Here's a draft of our Wednesday editorial on the lawsuit filed by former Idaho Transportation Department director Pam Lowe.
The case of former Idaho Transportation Department director Pamela Lowe became a cottage industry of sorts.
For high-powered Boise law firm Holland and Hart, the gender discrimination and wrongful termination suit produced at least a $540,479 payday. According to the Spokane Spokesman-Review, which used a public records request to quantify the legal costs, those bills run through March 8 — so it’s possible taxpayers are on the hook for even more.
Holland and Hart, in turn, hired Gallatin Public Affairs’ Boise office for $4,419 in “litigation assistance” — or advice about how this ugly legal dispute might play out in the media. As Gallatin managing partner Marc Johnson told Dan Popkey of the Statesman, “(Holland and Hart was) anticipating a high degree of interest in the case.”
Did it really take a consultant to arrive at this conclusion?
It’s troubling enough that state officials don’t seem to believe they adequate staff to handle a matter such as the Lowe case. Holland and Hart got the legal contract because Attorney General Lawrence Wasden’s office didn’t have adequate resources to represent ITD.
But here’s the worst of it. For now, we have but a partial accounting, a rundown of some of the indirect costs stemming from this fiasco. We don’t know how much Lowe received in a July 16 agreement settling her November 2009 lawsuit.
Those numbers will not become public record until a federal judge finalizes the settlement. And these are the numbers that may well confirm what is already apparent — that the state thoroughly mishandled Lowe’s hiring and departure.

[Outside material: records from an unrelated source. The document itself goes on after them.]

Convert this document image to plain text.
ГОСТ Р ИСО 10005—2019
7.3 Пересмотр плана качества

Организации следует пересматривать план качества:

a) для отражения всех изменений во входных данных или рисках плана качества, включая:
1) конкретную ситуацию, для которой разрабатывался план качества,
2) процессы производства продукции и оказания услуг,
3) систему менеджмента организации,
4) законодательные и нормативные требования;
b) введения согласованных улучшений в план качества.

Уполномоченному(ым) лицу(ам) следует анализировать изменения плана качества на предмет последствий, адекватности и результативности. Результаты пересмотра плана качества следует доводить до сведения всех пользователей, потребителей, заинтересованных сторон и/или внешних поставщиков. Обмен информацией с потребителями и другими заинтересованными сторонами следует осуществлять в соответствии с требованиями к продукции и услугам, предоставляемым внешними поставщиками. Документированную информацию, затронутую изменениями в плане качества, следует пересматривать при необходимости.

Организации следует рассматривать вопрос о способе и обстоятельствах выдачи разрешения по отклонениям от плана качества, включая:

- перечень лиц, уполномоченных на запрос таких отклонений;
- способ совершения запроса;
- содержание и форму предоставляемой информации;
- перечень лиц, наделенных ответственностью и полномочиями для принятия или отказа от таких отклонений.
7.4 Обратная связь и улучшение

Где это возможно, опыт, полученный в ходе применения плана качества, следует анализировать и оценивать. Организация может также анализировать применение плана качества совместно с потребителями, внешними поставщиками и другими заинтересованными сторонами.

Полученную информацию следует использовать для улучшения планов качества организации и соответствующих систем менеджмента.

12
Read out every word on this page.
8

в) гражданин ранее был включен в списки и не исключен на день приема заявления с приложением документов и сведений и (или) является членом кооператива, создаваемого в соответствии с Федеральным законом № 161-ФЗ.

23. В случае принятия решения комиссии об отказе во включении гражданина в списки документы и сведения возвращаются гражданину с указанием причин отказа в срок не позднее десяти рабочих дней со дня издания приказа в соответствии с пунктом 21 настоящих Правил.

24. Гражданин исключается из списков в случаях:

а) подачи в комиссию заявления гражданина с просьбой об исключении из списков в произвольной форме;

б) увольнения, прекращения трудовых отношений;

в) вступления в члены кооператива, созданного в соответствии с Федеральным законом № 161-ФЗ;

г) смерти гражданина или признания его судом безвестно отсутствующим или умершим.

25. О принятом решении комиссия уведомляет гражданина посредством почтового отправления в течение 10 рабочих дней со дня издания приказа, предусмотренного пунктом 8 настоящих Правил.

Lowe’s allegations were damning. For example, she claimed that Idaho Transportation Board member Gary Blick had this to say upon her 2006 hiring: “No little girl would be able to run this department. ... What are we going to do when she decides to start a family?” She also claims she was targeted because she tried to scale back an ITD contract that had grown from $50 million to $100 million, to the benefit of two of Gov. Butch Otter’s corporate campaign contributors, Washington Group (now URS) and CH2M Hill.
We don’t know the state’s side of the story. Or do we? We do know for a fact that the state finally opted to settle rather than dispute Lowe’s assertions in open court. For some as-yet undisclosed sum of money, on top of what was spent on legal counsel and public relations consulting, the state decided that its best course of action was to keep quiet and open up the checkbook yet again.
Something tells us there is a “high degree of interest” in the details.